Samedi prochain, les rues de Clermont-Ferrand vont vibrer. Ce n’est pas une simple manifestation qui s’organise, mais un cri du cœur. Les militants de l’Union syndicale Solidaires appellent à se rassembler contre une politique jugée inhumaine. En cause ? Une circulaire signée par Bruno Retailleau, ministre de l’Intérieur français, accusé d’envenimer encore plus la situation des migrants.
Une mère et son bébé à la rue
Imaginez une mère avec un nourrisson de quelques jours, jetée à la rue. Cela semble irréel, pourtant c’est ce qui s’est passé récemment dans cette ville. La préfecture a retiré leur place en hébergement d’urgence. Ces histoires-là ne sont malheureusement pas isolées. Elles deviennent monnaie courante sous couvert d’une nouvelle politique migratoire.

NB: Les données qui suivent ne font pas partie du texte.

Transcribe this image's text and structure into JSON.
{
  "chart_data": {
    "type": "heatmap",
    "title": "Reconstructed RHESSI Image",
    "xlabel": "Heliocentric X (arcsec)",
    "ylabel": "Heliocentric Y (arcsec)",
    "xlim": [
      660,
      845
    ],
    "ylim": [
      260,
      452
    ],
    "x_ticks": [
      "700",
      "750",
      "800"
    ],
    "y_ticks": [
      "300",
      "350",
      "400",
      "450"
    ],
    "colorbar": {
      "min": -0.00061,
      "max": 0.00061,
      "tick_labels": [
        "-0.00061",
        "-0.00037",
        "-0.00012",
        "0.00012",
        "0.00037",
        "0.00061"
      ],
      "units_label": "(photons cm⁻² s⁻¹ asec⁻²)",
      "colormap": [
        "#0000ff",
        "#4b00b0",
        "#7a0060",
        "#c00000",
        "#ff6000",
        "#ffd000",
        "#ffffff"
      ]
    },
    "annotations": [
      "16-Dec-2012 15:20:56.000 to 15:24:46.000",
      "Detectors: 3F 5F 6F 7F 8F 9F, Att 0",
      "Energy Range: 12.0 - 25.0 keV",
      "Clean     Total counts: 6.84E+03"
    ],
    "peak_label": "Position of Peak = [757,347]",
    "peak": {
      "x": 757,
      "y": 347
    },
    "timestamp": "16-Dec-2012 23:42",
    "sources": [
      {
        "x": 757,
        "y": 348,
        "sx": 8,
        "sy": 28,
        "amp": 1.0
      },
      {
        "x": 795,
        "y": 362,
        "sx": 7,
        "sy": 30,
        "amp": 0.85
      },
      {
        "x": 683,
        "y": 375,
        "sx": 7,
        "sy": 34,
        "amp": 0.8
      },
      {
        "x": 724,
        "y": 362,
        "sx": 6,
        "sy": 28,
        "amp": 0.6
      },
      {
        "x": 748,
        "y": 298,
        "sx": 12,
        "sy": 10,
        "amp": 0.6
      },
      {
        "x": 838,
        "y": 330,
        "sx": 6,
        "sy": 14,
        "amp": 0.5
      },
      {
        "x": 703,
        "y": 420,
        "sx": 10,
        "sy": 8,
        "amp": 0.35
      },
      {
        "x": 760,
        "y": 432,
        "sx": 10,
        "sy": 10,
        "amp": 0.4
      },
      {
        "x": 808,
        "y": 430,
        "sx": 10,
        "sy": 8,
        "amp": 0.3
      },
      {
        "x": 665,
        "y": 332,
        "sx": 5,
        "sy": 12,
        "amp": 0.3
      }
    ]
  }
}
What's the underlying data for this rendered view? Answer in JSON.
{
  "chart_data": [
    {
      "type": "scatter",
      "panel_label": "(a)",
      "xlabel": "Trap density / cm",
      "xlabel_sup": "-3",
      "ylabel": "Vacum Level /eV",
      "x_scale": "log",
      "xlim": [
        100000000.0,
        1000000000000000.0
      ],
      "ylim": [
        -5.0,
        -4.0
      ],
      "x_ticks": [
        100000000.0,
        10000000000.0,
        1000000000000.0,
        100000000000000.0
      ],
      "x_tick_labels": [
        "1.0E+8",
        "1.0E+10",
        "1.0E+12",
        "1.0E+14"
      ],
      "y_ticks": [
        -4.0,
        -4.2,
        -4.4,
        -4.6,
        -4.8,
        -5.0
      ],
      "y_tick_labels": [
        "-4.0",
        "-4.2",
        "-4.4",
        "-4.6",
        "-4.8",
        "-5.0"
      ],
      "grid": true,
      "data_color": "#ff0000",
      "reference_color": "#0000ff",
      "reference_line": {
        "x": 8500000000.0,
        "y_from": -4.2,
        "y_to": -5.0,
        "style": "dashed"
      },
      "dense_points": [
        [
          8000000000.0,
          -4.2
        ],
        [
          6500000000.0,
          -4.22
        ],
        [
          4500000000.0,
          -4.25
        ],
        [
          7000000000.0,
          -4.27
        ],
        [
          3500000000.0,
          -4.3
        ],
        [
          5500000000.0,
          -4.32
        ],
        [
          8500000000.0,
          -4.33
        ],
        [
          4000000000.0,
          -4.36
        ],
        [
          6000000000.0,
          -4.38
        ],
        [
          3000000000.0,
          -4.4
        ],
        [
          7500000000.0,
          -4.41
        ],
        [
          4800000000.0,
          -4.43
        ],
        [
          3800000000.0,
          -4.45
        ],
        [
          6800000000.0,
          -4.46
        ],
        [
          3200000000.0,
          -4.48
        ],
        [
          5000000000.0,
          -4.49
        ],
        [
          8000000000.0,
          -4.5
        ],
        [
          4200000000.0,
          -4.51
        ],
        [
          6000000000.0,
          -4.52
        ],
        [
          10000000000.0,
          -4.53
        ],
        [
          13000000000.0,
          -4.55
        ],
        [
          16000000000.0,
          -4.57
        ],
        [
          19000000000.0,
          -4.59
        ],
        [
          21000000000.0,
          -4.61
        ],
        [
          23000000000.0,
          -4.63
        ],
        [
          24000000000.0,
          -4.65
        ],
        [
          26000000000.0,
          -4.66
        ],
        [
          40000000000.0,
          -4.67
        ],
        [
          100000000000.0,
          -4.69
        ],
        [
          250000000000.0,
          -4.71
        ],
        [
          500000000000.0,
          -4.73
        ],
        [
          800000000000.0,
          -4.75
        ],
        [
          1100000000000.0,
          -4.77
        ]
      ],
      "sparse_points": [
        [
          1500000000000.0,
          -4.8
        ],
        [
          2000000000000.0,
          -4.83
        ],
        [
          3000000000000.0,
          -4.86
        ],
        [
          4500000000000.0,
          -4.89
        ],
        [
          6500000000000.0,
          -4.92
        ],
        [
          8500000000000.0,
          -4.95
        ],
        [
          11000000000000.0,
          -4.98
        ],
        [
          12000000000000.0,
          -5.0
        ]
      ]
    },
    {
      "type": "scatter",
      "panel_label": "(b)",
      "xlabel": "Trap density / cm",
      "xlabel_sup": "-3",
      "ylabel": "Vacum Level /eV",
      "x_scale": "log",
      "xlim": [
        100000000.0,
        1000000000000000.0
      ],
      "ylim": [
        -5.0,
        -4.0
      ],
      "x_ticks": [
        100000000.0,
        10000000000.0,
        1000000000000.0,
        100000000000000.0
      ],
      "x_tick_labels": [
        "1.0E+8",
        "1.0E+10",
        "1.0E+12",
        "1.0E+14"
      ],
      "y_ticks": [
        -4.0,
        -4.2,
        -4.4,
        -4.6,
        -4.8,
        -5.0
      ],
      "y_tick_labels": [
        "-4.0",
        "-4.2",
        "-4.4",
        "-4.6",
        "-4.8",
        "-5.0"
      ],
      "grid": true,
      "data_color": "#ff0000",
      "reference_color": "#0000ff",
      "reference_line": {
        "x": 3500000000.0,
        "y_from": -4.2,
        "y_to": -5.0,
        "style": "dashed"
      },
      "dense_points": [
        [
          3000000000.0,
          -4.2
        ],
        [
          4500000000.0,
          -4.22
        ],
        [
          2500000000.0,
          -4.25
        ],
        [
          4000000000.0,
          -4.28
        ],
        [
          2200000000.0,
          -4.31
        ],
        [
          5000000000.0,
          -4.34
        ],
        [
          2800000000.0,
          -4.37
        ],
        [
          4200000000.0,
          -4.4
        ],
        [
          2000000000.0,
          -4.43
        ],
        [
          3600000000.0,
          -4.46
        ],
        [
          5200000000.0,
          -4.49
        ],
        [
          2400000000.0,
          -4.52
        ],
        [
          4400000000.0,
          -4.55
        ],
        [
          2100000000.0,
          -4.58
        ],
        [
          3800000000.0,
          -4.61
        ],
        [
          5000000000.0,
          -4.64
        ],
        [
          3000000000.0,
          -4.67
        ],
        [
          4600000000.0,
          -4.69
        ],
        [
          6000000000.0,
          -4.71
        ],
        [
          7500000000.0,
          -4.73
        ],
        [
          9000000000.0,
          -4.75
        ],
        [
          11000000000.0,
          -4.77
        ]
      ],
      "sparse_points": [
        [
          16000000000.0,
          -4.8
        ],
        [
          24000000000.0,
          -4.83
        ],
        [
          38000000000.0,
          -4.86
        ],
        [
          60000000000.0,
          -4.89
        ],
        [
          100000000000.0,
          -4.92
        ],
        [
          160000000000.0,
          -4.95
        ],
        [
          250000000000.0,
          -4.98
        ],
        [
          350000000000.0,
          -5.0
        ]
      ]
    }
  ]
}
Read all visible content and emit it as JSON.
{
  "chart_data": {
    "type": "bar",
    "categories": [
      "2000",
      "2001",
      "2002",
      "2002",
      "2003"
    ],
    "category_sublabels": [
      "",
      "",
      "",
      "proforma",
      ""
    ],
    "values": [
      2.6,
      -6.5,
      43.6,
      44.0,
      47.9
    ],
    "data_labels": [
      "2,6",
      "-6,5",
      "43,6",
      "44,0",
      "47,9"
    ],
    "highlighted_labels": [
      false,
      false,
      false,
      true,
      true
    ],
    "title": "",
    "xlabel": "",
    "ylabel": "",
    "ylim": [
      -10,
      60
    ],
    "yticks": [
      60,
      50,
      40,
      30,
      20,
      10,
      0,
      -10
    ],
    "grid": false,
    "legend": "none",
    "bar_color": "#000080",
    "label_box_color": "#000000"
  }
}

Les autorités exigent désormais des étrangers qu’ils résident 7 ans sur le territoire avant de pouvoir demander une régularisation. Avant, c’était 5 ans, voire 3 ans pour ceux qui travaillent. Ce durcissement fait dire aux organisateurs que la France ferme ses portes. « On fabrique des sans-papiers comme on fabrique des machines à l’usine », déplore l’un des membres du syndicat.
Des vies chamboulées
Mais pourquoi ces gens fuient-ils leur pays ? Ce n’est pas pour profiter des aides sociales, comme certains veulent nous le faire croire. Derrière chaque visage, il y a une histoire de guerre, de misère ou de violence. Certains ont tout perdu, d’autres risquent leur vie pour un futur meilleur. Et aujourd’hui, la France leur refuse même un toit.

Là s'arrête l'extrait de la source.